CISC 260/3.0 Programming Paradigms

Original Authors: Margaret Lamb and Bob Tennent
Last Revised: August 30, 2006

Calendar Description

Review of imperative programming features. Introduction to other widely used programming paradigms. Functional programming languages, such as LISP and Haskell. Higher order functions, lazy evaluation, abstract and recursive types, structural induction, symbolic expressions. Logic programming languages, such as PROLOG. Operational interpretation of predicates and terms, proof search, unification, backtracking. Typical applications.

Prerequisite: CISC 124/3.0

Prerequisite or corequisite: CISC 204/3.0

  • Most students will need to use functional and/or logical languages in later courses and/or professional work.

  • Exposure to different ways of thinking about programming can improve programming skills, even when using traditional imperative languages.

  • Functional and logic-based languages allow very elegant and well-structured solutions to many problems.

  • It is essential that students learn how to learn new programming languages.

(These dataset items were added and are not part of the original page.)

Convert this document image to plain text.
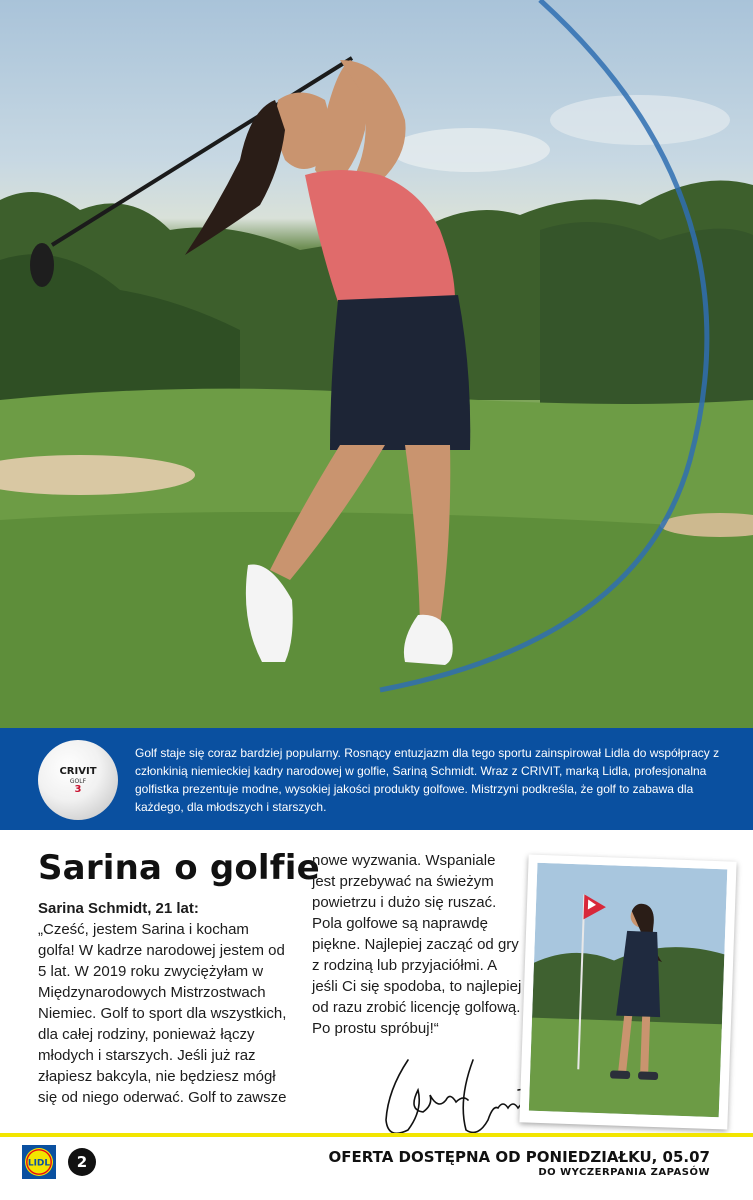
CRIVIT
GOLF
3

Golf staje się coraz bardziej popularny. Rosnący entuzjazm dla tego sportu zainspirował Lidla do współpracy z członkinią niemieckiej kadry narodowej w golfie, Sariną Schmidt. Wraz z CRIVIT, marką Lidla, profesjonalna golfistka prezentuje modne, wysokiej jakości produkty golfowe. Mistrzyni podkreśla, że golf to zabawa dla każdego, dla młodszych i starszych.

Sarina o golfie
Sarina Schmidt, 21 lat:
„Cześć, jestem Sarina i kocham golfa! W kadrze narodowej jestem od 5 lat. W 2019 roku zwyciężyłam w Międzynarodowych Mistrzostwach Niemiec. Golf to sport dla wszystkich, dla całej rodziny, ponieważ łączy młodych i starszych. Jeśli już raz złapiesz bakcyla, nie będziesz mógł się od niego oderwać. Golf to zawsze

nowe wyzwania. Wspaniale jest przebywać na świeżym powietrzu i dużo się ruszać. Pola golfowe są naprawdę piękne. Najlepiej zacząć od gry z rodziną lub przyjaciółmi. A jeśli Ci się spodoba, to najlepiej od razu zrobić licencję golfową. Po prostu spróbuj!“

LIDL	2	OFERTA DOSTĘPNA OD PONIEDZIAŁKU, 05.07

DO WYCZERPANIA ZAPASÓW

It is not an aim of this course to "convert" students to exclusive use of any non-standard paradigm. It seeks to give students a basic level of competence in a functional language (such as Haskell or LISP) and a logic-based language (such as PROLOG). While learning these languages, we compare and contrast them with each other and with procedural and object-oriented languages such as Java or C. Other non-standard paradigms (programming reactive systems, discrete-event simulation, tree transformations, etc.) may be briefly discussed if time permits.

The courses to which this course is a prerequisite are

  • CISC-352/3.0 (Artificial Intelligence)
  • CISC-453/3.0 (Topics in Artificial Intelligence)
  • CISC-465/3.0 (Foundations of Programming Languages)
  • COGS-300/3.0 (Programming Cognitive Models)

This course is required in BMCO, COGS, CSCI, SODE, COMP-M-BCH, and COMP-G-BCP.


General Topics

  • recursion

  • lists and trees

  • type checking: polymorphic static types vs. dynamic type checking

  • use of accumulators for efficiency
Functional Languages
  • the basic idea of a functional language: programming with mathematical-style functions, without assignable variables and jumps

  • using structural induction to prove properties of functional programs

  • higher-order functions, including maps, filters, folds, and lambda expressions

  • lazy evaluation
Logic-based Languages
  • the basic idea of operational interpretation of a logical language: facts, rules and queries

  • the declarative meaning of a logical program: how goals may be inferred from facts and rules

  • the procedural meaning of a logical program: how the programming language searches for and applies facts and rules, including pattern matching rules and backtracking

  • making intelligent use of recursive rules while avoiding infinite recursion

  • negation as failure

  • use of "(green) cuts" for optimization
Possible Texts
  • S. Thompson: Haskell, The Craft of Functional Programming, Addison-Wesley 1999.

  • I. Bratko: PROLOG Programming for Artificial Intelligence, Pearson Education, 3rd edition, 2001.

  • R. Sethi: Programming Languages, Concepts and Constructs, Addison-Wesley, 2nd edition, 1996.

  • H. Bal and D. Grune: Programming Language Essentials, Addison Wesley, 1994.

  • D. Watt: Programming Language Concepts and Paradigms, Prentice-Hall International, 1990.

  • A. Davie: An Introduction to Functional Programming Systems Using Haskell, Cambridge University Press, 1992.

  • R. Bird: Introduction to Functional Programming Using Haskell, Prentice Hall, 2nd edition, 1998.

  • W. Clocksin and C. Mellish: Programming in Prolog, Using the ISO Standard, Springer, 5th edition, 2003.

  • L. Sterling and E. Shapiro: The Art of Prolog, Advanced Programming Techniques, The MIT Press, 2nd edition, 1994.